Canada’s next LCC strives toward lower fares
The civil aviation industry in Canada is thought of not having an option for low-cost carriers (LCC) or ultra-low cost carriers (ULCC) due to high airport and security fees, cap on foreign investment and lower competition within the industry.
Canada currently charges around a municipality tax of $25 per pax. In addition, high operations cost is also one of the reasons of the high ticket fare. There are only two major airlines dominating the Canadian market, Air Canada and WestJet Airlines. Other airlines also exist in the country for charter business such as Enerjet, while the only ‘ULCC’ in the country, Jetlines, is still trying to raise more capital to fly its fleet.
A report reviewing Canadian Air Transport management in 2015 concluded that air travel in the country is “marked by weak accountability constraints on fees and charges; high costs for users and operators; aggressive capital expenditure programs at airports; modest traffic volumes; and limited competition.” The report recommended the authorities to reform the airport ownership structure and offer the aviation industry more federal financial aid. The report mentioned the US as a good example for implementing the aid model.

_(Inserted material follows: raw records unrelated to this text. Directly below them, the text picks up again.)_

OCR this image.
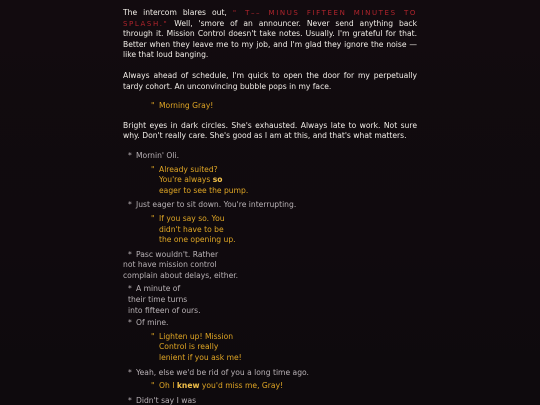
The intercom blares out, " T–– MINUS FIFTEEN MINUTES TO SPLASH." Well, 'smore of an announcer. Never send anything back through it. Mission Control doesn't take notes. Usually. I'm grateful for that. Better when they leave me to my job, and I'm glad they ignore the noise — like that loud banging.

Always ahead of schedule, I'm quick to open the door for my perpetually tardy cohort. An unconvincing bubble pops in my face.

" Morning Gray!

Bright eyes in dark circles. She's exhausted. Always late to work. Not sure why. Don't really care. She's good as I am at this, and that's what matters.

* Mornin' Oli.
" Already suited?
You're always so
eager to see the pump.
* Just eager to sit down. You're interrupting.
" If you say so. You
didn't have to be
the one opening up.
* Pasc wouldn't. Rather
not have mission control
complain about delays, either.
* A minute of
their time turns
into fifteen of ours.
* Of mine.
" Lighten up! Mission
Control is really
lenient if you ask me!
* Yeah, else we'd be rid of you a long time ago.
" Oh I knew you'd miss me, Gray!
* Didn't say I was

Jetlines, which plans to expand its fleet and list shares publicly, is offering 30% cheaper fares than the existing major airlines. At the same time, Enerjet is also looking forward to establishing its scheduled fleet.
The most realistic funding of this plan is to get international funding, the foreign investment, as recommended by the 2015 report. The government’s policy for 25% cap on foreign investment now challenges local companies such as Enerjet and Jetlines. Both have been reported to ask the government to be exempted from the country’s cap on foreign investment.